The Statewide Non-Residential Development Fee Act (the “Act”) has been in full effect for the past three years. Yet, there remains confusion as to how the fee is calculated and when it is required to be paid. There shouldn’t be.
Before the Act, both residential and non-residential development fees were governed by the Council on Affordable Housing’s (“COAH”) regulations, and municipalities adopted a form ordinance provided by COAH. COAH’s regulations, for instance, permitted all development fees to be collected with up to 50% due at the issuance of a building permit and 50% due at the issuance of a certificate of occupancy. The same regulations permitted municipalities to collect the full fee at the issuance of a certificate of occupancy.
The current Act makes it crystal clear that “the payment of non-residential development fees … shall be made prior to the issuance of a certificate of occupancy for each development.” The Act also lays out a process for preliminary and final assessments of fees, including a notice required upon issuance of a construction permit to the tax assessor to conduct an initial evaluation of the fee. Thus, any requirement for the payment of a development fee as a condition of the issuance of a construction permit would be inconsistent with the Act.
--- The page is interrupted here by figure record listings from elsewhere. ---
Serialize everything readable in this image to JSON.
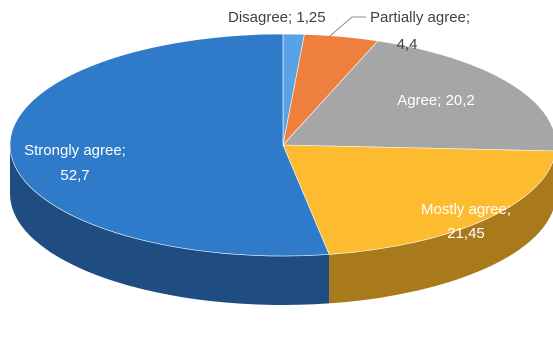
{
  "chart_data": {
    "type": "pie",
    "style": "3d",
    "title": "",
    "series": [
      {
        "values": [
          1.25,
          4.4,
          20.2,
          21.45,
          52.7
        ]
      }
    ],
    "categories": [
      "Disagree",
      "Partially agree",
      "Agree",
      "Mostly agree",
      "Strongly agree"
    ],
    "slices": [
      {
        "label": "Disagree",
        "value": 1.25,
        "value_text": "1,25",
        "color": "#5aa2e6",
        "side_color": "#3d7bb8"
      },
      {
        "label": "Partially agree",
        "value": 4.4,
        "value_text": "4,4",
        "color": "#ef7f3d",
        "side_color": "#b85d2b"
      },
      {
        "label": "Agree",
        "value": 20.2,
        "value_text": "20,2",
        "color": "#a6a6a6",
        "side_color": "#7b7b7b"
      },
      {
        "label": "Mostly agree",
        "value": 21.45,
        "value_text": "21,45",
        "color": "#fdbb2f",
        "side_color": "#a97a1c"
      },
      {
        "label": "Strongly agree",
        "value": 52.7,
        "value_text": "52,7",
        "color": "#2f7bc9",
        "side_color": "#1f4d82"
      }
    ],
    "labels": [
      {
        "text": "Disagree; 1,25"
      },
      {
        "text": "Partially agree;"
      },
      {
        "text": "4,4"
      },
      {
        "text": "Agree; 20,2"
      },
      {
        "text": "Mostly agree;"
      },
      {
        "text": "21,45"
      },
      {
        "text": "Strongly agree;"
      },
      {
        "text": "52,7"
      }
    ],
    "legend": "none"
  }
}
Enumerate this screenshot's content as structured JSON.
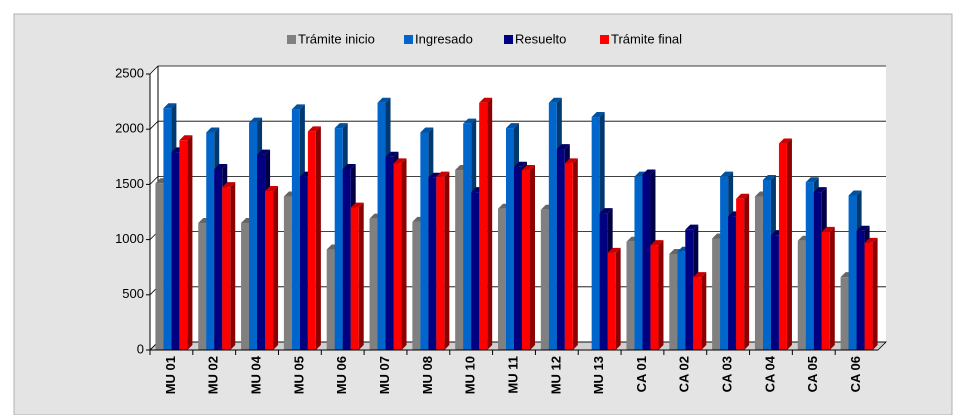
{
  "chart_data": {
    "type": "bar",
    "categories": [
      "MU 01",
      "MU 02",
      "MU 04",
      "MU 05",
      "MU 06",
      "MU 07",
      "MU 08",
      "MU 10",
      "MU 11",
      "MU 12",
      "MU 13",
      "CA 01",
      "CA 02",
      "CA 03",
      "CA 04",
      "CA 05",
      "CA 06"
    ],
    "series": [
      {
        "name": "Trámite inicio",
        "color": "#808080",
        "values": [
          1510,
          1150,
          1150,
          1390,
          910,
          1190,
          1160,
          1630,
          1280,
          1270,
          0,
          980,
          870,
          1010,
          1390,
          990,
          660
        ]
      },
      {
        "name": "Ingresado",
        "color": "#0066cc",
        "values": [
          2190,
          1970,
          2060,
          2180,
          2010,
          2240,
          1970,
          2050,
          2010,
          2240,
          2110,
          1570,
          890,
          1570,
          1540,
          1520,
          1400
        ]
      },
      {
        "name": "Resuelto",
        "color": "#000080",
        "values": [
          1790,
          1640,
          1770,
          1570,
          1640,
          1750,
          1560,
          1430,
          1660,
          1820,
          1240,
          1590,
          1090,
          1210,
          1040,
          1430,
          1080
        ]
      },
      {
        "name": "Trámite final",
        "color": "#ff0000",
        "values": [
          1900,
          1475,
          1440,
          1980,
          1290,
          1690,
          1570,
          2240,
          1630,
          1690,
          880,
          950,
          660,
          1370,
          1870,
          1070,
          970
        ]
      }
    ],
    "ylim": [
      0,
      2500
    ],
    "yticks": [
      0,
      500,
      1000,
      1500,
      2000,
      2500
    ],
    "grid": true,
    "legend": "top"
  }
}
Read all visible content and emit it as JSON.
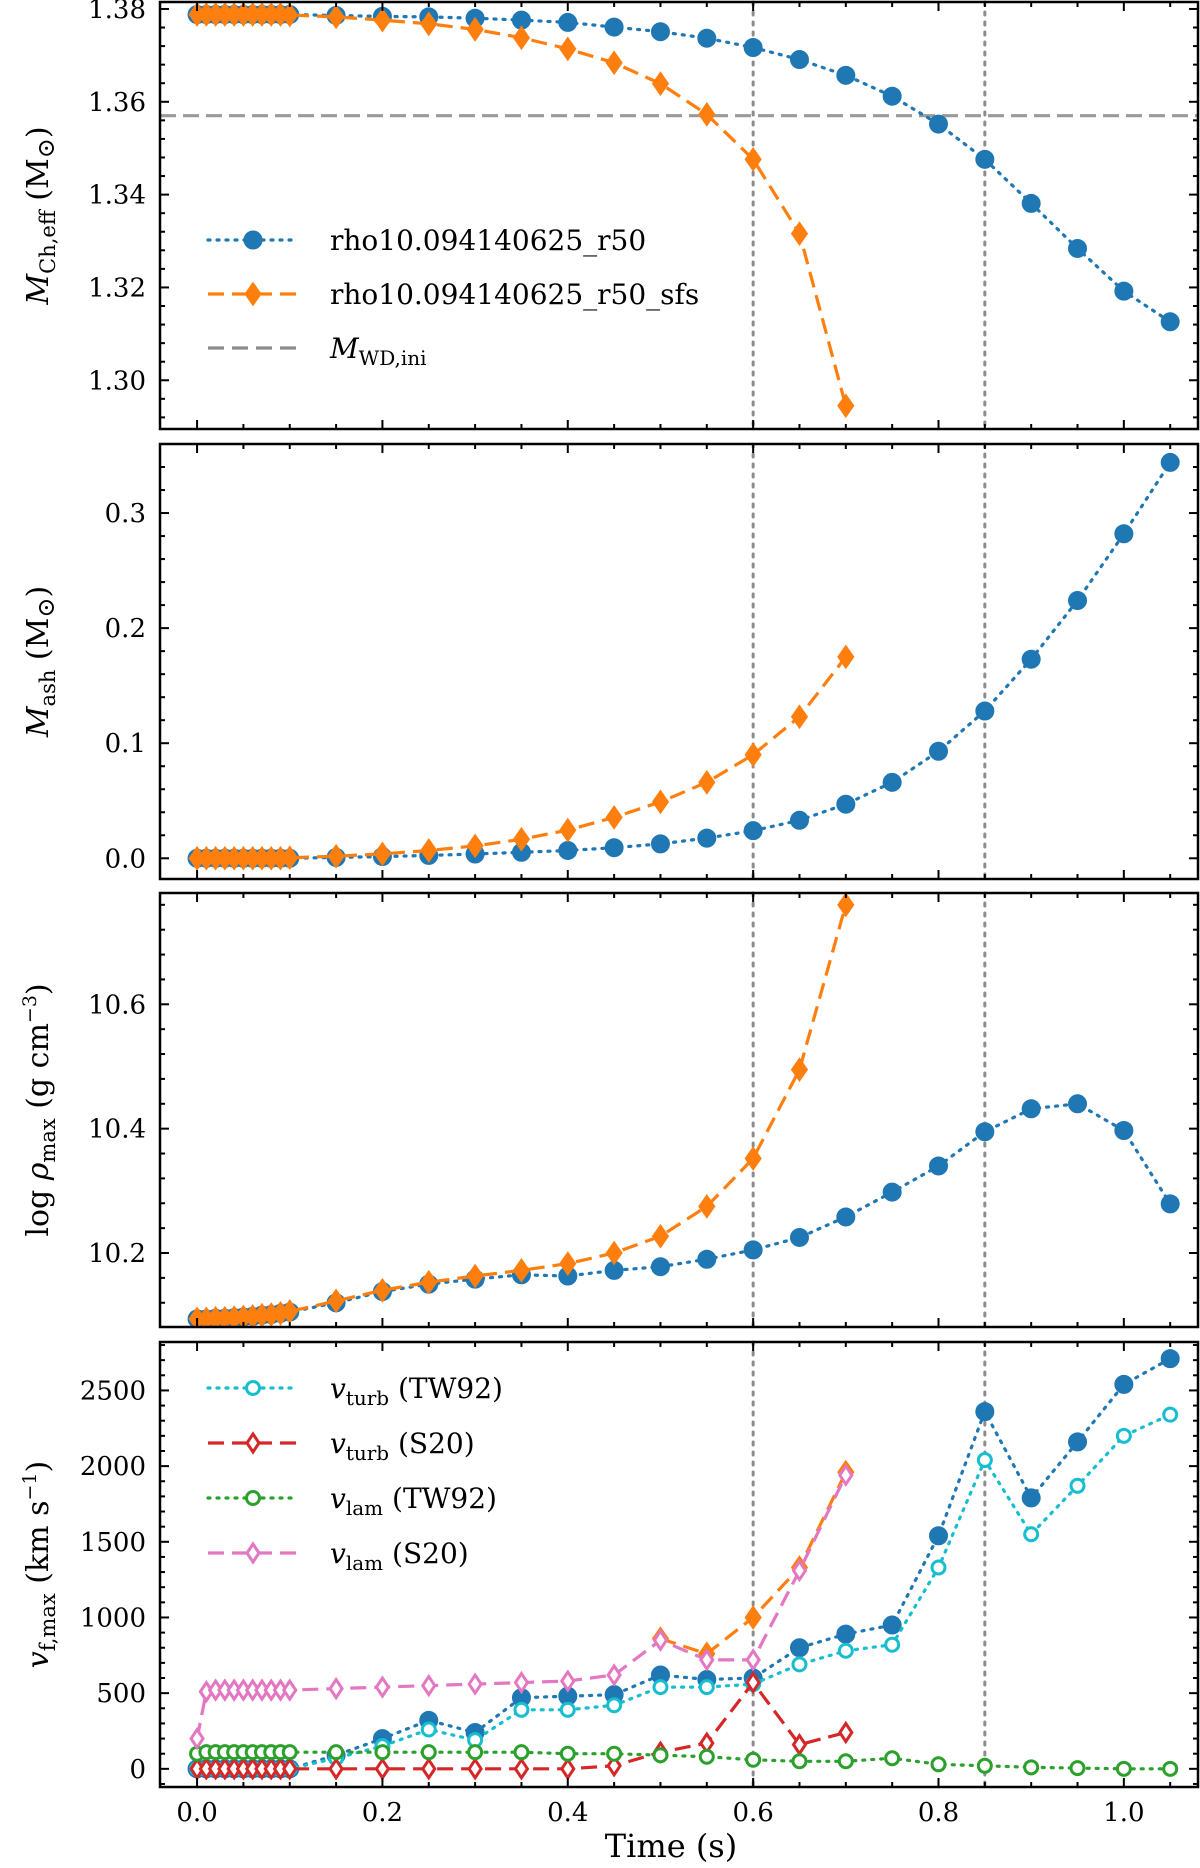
{
  "chart_data": {
    "type": "line",
    "shared_xlabel": "Time (s)",
    "xlim": [
      -0.04,
      1.08
    ],
    "xticks": [
      0.0,
      0.2,
      0.4,
      0.6,
      0.8,
      1.0
    ],
    "xtick_labels": [
      "0.0",
      "0.2",
      "0.4",
      "0.6",
      "0.8",
      "1.0"
    ],
    "vertical_markers": [
      0.6,
      0.85
    ],
    "colors": {
      "blue": "#1f77b4",
      "orange": "#ff7f0e",
      "cyan": "#17becf",
      "red": "#d62728",
      "green": "#2ca02c",
      "pink": "#e377c2",
      "gray": "#8c8c8c"
    },
    "panels": [
      {
        "id": "mch",
        "ylabel": "M_Ch,eff (M_sun)",
        "ylabel_parts": {
          "symbol": "M",
          "sub": "Ch,eff",
          "unit": "(M",
          "unit_end": ")",
          "sun": "⊙"
        },
        "ylim": [
          1.2895,
          1.3815
        ],
        "yticks": [
          1.3,
          1.32,
          1.34,
          1.36,
          1.38
        ],
        "ytick_labels": [
          "1.30",
          "1.32",
          "1.34",
          "1.36",
          "1.38"
        ],
        "hline": 1.357,
        "series": [
          {
            "name": "rho10.094140625_r50",
            "color": "blue",
            "marker": "circle",
            "line": "dotted",
            "x": [
              0.0,
              0.01,
              0.02,
              0.03,
              0.04,
              0.05,
              0.06,
              0.07,
              0.08,
              0.09,
              0.1,
              0.15,
              0.2,
              0.25,
              0.3,
              0.35,
              0.4,
              0.45,
              0.5,
              0.55,
              0.6,
              0.65,
              0.7,
              0.75,
              0.8,
              0.85,
              0.9,
              0.95,
              1.0,
              1.05
            ],
            "y": [
              1.3788,
              1.3788,
              1.3788,
              1.3788,
              1.3788,
              1.3788,
              1.3788,
              1.3788,
              1.3788,
              1.3788,
              1.3788,
              1.3786,
              1.3784,
              1.3783,
              1.378,
              1.3776,
              1.3771,
              1.3761,
              1.3751,
              1.3737,
              1.3717,
              1.3691,
              1.3657,
              1.3612,
              1.3552,
              1.3476,
              1.3381,
              1.3284,
              1.3192,
              1.3126
            ]
          },
          {
            "name": "rho10.094140625_r50_sfs",
            "color": "orange",
            "marker": "diamond",
            "line": "dashed",
            "x": [
              0.0,
              0.01,
              0.02,
              0.03,
              0.04,
              0.05,
              0.06,
              0.07,
              0.08,
              0.09,
              0.1,
              0.15,
              0.2,
              0.25,
              0.3,
              0.35,
              0.4,
              0.45,
              0.5,
              0.55,
              0.6,
              0.65,
              0.7
            ],
            "y": [
              1.3788,
              1.3788,
              1.3788,
              1.3788,
              1.3788,
              1.3788,
              1.3788,
              1.3788,
              1.3788,
              1.3788,
              1.3787,
              1.3783,
              1.3776,
              1.3768,
              1.3756,
              1.3738,
              1.3714,
              1.3684,
              1.3639,
              1.3573,
              1.3476,
              1.3316,
              1.2945
            ]
          }
        ],
        "legend": {
          "position": "middle-left",
          "entries": [
            {
              "label": "rho10.094140625_r50",
              "label_base": "rho10.094140625",
              "label_sub": "r50",
              "label_sub2": "",
              "color": "blue",
              "marker": "circle",
              "line": "dotted"
            },
            {
              "label": "rho10.094140625_r50_sfs",
              "label_base": "rho10.094140625",
              "label_sub": "r50",
              "label_sub2": "sfs",
              "color": "orange",
              "marker": "diamond",
              "line": "dashed"
            },
            {
              "label": "M_WD,ini",
              "symbol": "M",
              "sub": "WD,ini",
              "color": "gray",
              "marker": "none",
              "line": "dashed"
            }
          ]
        }
      },
      {
        "id": "mash",
        "ylabel": "M_ash (M_sun)",
        "ylabel_parts": {
          "symbol": "M",
          "sub": "ash",
          "unit": "(M",
          "unit_end": ")",
          "sun": "⊙"
        },
        "ylim": [
          -0.018,
          0.36
        ],
        "yticks": [
          0.0,
          0.1,
          0.2,
          0.3
        ],
        "ytick_labels": [
          "0.0",
          "0.1",
          "0.2",
          "0.3"
        ],
        "series": [
          {
            "name": "rho10.094140625_r50",
            "color": "blue",
            "marker": "circle",
            "line": "dotted",
            "x": [
              0.0,
              0.01,
              0.02,
              0.03,
              0.04,
              0.05,
              0.06,
              0.07,
              0.08,
              0.09,
              0.1,
              0.15,
              0.2,
              0.25,
              0.3,
              0.35,
              0.4,
              0.45,
              0.5,
              0.55,
              0.6,
              0.65,
              0.7,
              0.75,
              0.8,
              0.85,
              0.9,
              0.95,
              1.0,
              1.05
            ],
            "y": [
              0.0,
              0.0,
              0.0,
              0.0,
              0.0,
              0.0,
              0.0,
              0.0,
              0.0,
              0.0,
              0.0,
              0.0008,
              0.0015,
              0.0025,
              0.0037,
              0.0052,
              0.0068,
              0.0092,
              0.0125,
              0.0175,
              0.024,
              0.033,
              0.047,
              0.066,
              0.093,
              0.128,
              0.173,
              0.224,
              0.282,
              0.344
            ]
          },
          {
            "name": "rho10.094140625_r50_sfs",
            "color": "orange",
            "marker": "diamond",
            "line": "dashed",
            "x": [
              0.0,
              0.01,
              0.02,
              0.03,
              0.04,
              0.05,
              0.06,
              0.07,
              0.08,
              0.09,
              0.1,
              0.15,
              0.2,
              0.25,
              0.3,
              0.35,
              0.4,
              0.45,
              0.5,
              0.55,
              0.6,
              0.65,
              0.7
            ],
            "y": [
              0.0,
              0.0,
              0.0,
              0.0,
              0.0,
              0.0,
              0.0,
              0.0,
              0.0,
              0.0,
              0.0005,
              0.0018,
              0.0038,
              0.0068,
              0.0108,
              0.0165,
              0.0245,
              0.0355,
              0.049,
              0.066,
              0.09,
              0.123,
              0.175
            ]
          }
        ]
      },
      {
        "id": "rho",
        "ylabel": "log rho_max (g cm^-3)",
        "ylabel_parts": {
          "prefix": "log ",
          "symbol": "ρ",
          "sub": "max",
          "unit": "(g cm",
          "sup": "−3",
          "unit_end": ")"
        },
        "ylim": [
          10.081,
          10.779
        ],
        "yticks": [
          10.2,
          10.4,
          10.6
        ],
        "ytick_labels": [
          "10.2",
          "10.4",
          "10.6"
        ],
        "series": [
          {
            "name": "rho10.094140625_r50",
            "color": "blue",
            "marker": "circle",
            "line": "dotted",
            "x": [
              0.0,
              0.01,
              0.02,
              0.03,
              0.04,
              0.05,
              0.06,
              0.07,
              0.08,
              0.09,
              0.1,
              0.15,
              0.2,
              0.25,
              0.3,
              0.35,
              0.4,
              0.45,
              0.5,
              0.55,
              0.6,
              0.65,
              0.7,
              0.75,
              0.8,
              0.85,
              0.9,
              0.95,
              1.0,
              1.05
            ],
            "y": [
              10.094,
              10.094,
              10.095,
              10.095,
              10.096,
              10.097,
              10.098,
              10.1,
              10.101,
              10.103,
              10.105,
              10.12,
              10.138,
              10.15,
              10.158,
              10.165,
              10.163,
              10.172,
              10.178,
              10.19,
              10.205,
              10.225,
              10.258,
              10.298,
              10.34,
              10.395,
              10.432,
              10.44,
              10.397,
              10.279
            ]
          },
          {
            "name": "rho10.094140625_r50_sfs",
            "color": "orange",
            "marker": "diamond",
            "line": "dashed",
            "x": [
              0.0,
              0.01,
              0.02,
              0.03,
              0.04,
              0.05,
              0.06,
              0.07,
              0.08,
              0.09,
              0.1,
              0.15,
              0.2,
              0.25,
              0.3,
              0.35,
              0.4,
              0.45,
              0.5,
              0.55,
              0.6,
              0.65,
              0.7
            ],
            "y": [
              10.094,
              10.094,
              10.095,
              10.095,
              10.096,
              10.097,
              10.098,
              10.1,
              10.101,
              10.103,
              10.106,
              10.123,
              10.14,
              10.153,
              10.163,
              10.172,
              10.183,
              10.2,
              10.227,
              10.275,
              10.352,
              10.495,
              10.76
            ]
          }
        ]
      },
      {
        "id": "vf",
        "ylabel": "v_f,max (km s^-1)",
        "ylabel_parts": {
          "symbol": "v",
          "sub": "f,max",
          "unit": "(km s",
          "sup": "−1",
          "unit_end": ")"
        },
        "ylim": [
          -120,
          2820
        ],
        "yticks": [
          0,
          500,
          1000,
          1500,
          2000,
          2500
        ],
        "ytick_labels": [
          "0",
          "500",
          "1000",
          "1500",
          "2000",
          "2500"
        ],
        "series": [
          {
            "name": "rho10.094140625_r50",
            "color": "blue",
            "marker": "circle",
            "line": "dotted",
            "x": [
              0.0,
              0.01,
              0.02,
              0.03,
              0.04,
              0.05,
              0.06,
              0.07,
              0.08,
              0.09,
              0.1,
              0.15,
              0.2,
              0.25,
              0.3,
              0.35,
              0.4,
              0.45,
              0.5,
              0.55,
              0.6,
              0.65,
              0.7,
              0.75,
              0.8,
              0.85,
              0.9,
              0.95,
              1.0,
              1.05
            ],
            "y": [
              0,
              0,
              0,
              0,
              0,
              0,
              0,
              0,
              0,
              0,
              0,
              90,
              200,
              320,
              240,
              470,
              480,
              490,
              620,
              590,
              600,
              800,
              890,
              950,
              1540,
              2360,
              1790,
              2160,
              2540,
              2710
            ]
          },
          {
            "name": "rho10.094140625_r50_sfs",
            "color": "orange",
            "marker": "diamond",
            "line": "dashed",
            "x": [
              0.5,
              0.55,
              0.6,
              0.65,
              0.7
            ],
            "y": [
              860,
              760,
              1000,
              1330,
              1960
            ]
          },
          {
            "name": "v_turb (TW92)",
            "color": "cyan",
            "marker": "open-circle",
            "line": "dotted",
            "x": [
              0.0,
              0.01,
              0.02,
              0.03,
              0.04,
              0.05,
              0.06,
              0.07,
              0.08,
              0.09,
              0.1,
              0.15,
              0.2,
              0.25,
              0.3,
              0.35,
              0.4,
              0.45,
              0.5,
              0.55,
              0.6,
              0.65,
              0.7,
              0.75,
              0.8,
              0.85,
              0.9,
              0.95,
              1.0,
              1.05
            ],
            "y": [
              0,
              0,
              0,
              0,
              0,
              0,
              0,
              0,
              0,
              0,
              0,
              70,
              150,
              260,
              190,
              390,
              390,
              420,
              540,
              540,
              560,
              690,
              780,
              820,
              1330,
              2040,
              1550,
              1870,
              2200,
              2340
            ]
          },
          {
            "name": "v_turb (S20)",
            "color": "red",
            "marker": "open-diamond",
            "line": "dashed",
            "x": [
              0.0,
              0.01,
              0.02,
              0.03,
              0.04,
              0.05,
              0.06,
              0.07,
              0.08,
              0.09,
              0.1,
              0.15,
              0.2,
              0.25,
              0.3,
              0.35,
              0.4,
              0.45,
              0.5,
              0.55,
              0.6,
              0.65,
              0.7
            ],
            "y": [
              0,
              0,
              0,
              0,
              0,
              0,
              0,
              0,
              0,
              0,
              0,
              0,
              0,
              0,
              0,
              0,
              0,
              20,
              110,
              170,
              570,
              160,
              240
            ]
          },
          {
            "name": "v_lam (TW92)",
            "color": "green",
            "marker": "open-circle",
            "line": "dotted",
            "x": [
              0.0,
              0.01,
              0.02,
              0.03,
              0.04,
              0.05,
              0.06,
              0.07,
              0.08,
              0.09,
              0.1,
              0.15,
              0.2,
              0.25,
              0.3,
              0.35,
              0.4,
              0.45,
              0.5,
              0.55,
              0.6,
              0.65,
              0.7,
              0.75,
              0.8,
              0.85,
              0.9,
              0.95,
              1.0,
              1.05
            ],
            "y": [
              100,
              110,
              110,
              110,
              110,
              110,
              110,
              110,
              110,
              110,
              110,
              110,
              110,
              110,
              110,
              110,
              100,
              100,
              90,
              80,
              60,
              50,
              50,
              70,
              30,
              20,
              10,
              5,
              0,
              0
            ]
          },
          {
            "name": "v_lam (S20)",
            "color": "pink",
            "marker": "open-diamond",
            "line": "dashed",
            "x": [
              0.0,
              0.01,
              0.02,
              0.03,
              0.04,
              0.05,
              0.06,
              0.07,
              0.08,
              0.09,
              0.1,
              0.15,
              0.2,
              0.25,
              0.3,
              0.35,
              0.4,
              0.45,
              0.5,
              0.55,
              0.6,
              0.65,
              0.7
            ],
            "y": [
              200,
              510,
              520,
              520,
              520,
              520,
              520,
              520,
              520,
              520,
              520,
              530,
              540,
              550,
              560,
              570,
              580,
              620,
              850,
              720,
              720,
              1310,
              1940
            ]
          }
        ],
        "legend": {
          "position": "top-left",
          "entries": [
            {
              "label": "v_turb (TW92)",
              "symbol": "v",
              "sub": "turb",
              "suffix": " (TW92)",
              "color": "cyan",
              "marker": "open-circle",
              "line": "dotted"
            },
            {
              "label": "v_turb (S20)",
              "symbol": "v",
              "sub": "turb",
              "suffix": " (S20)",
              "color": "red",
              "marker": "open-diamond",
              "line": "dashed"
            },
            {
              "label": "v_lam (TW92)",
              "symbol": "v",
              "sub": "lam",
              "suffix": " (TW92)",
              "color": "green",
              "marker": "open-circle",
              "line": "dotted"
            },
            {
              "label": "v_lam (S20)",
              "symbol": "v",
              "sub": "lam",
              "suffix": " (S20)",
              "color": "pink",
              "marker": "open-diamond",
              "line": "dashed"
            }
          ]
        }
      }
    ]
  }
}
The Act provides that, unless a fee is expressly permitted by certain statutory provisions, the local ordinance imposing same “shall be void and of no effect.” Notwithstanding this language, we are aware of numerous municipalities that continue to impose an obligation to pay a portion of the development fee as a condition of a building or zoning permit.
The Legislature intentionally made the Act preemptive of all local ordinances on this point, so there should be no inconsistency, even where local ordinances might have been endorsed by COAH in the past and are still considered by some municipalities to be applicable. Based on the clear language in the Act, they are not.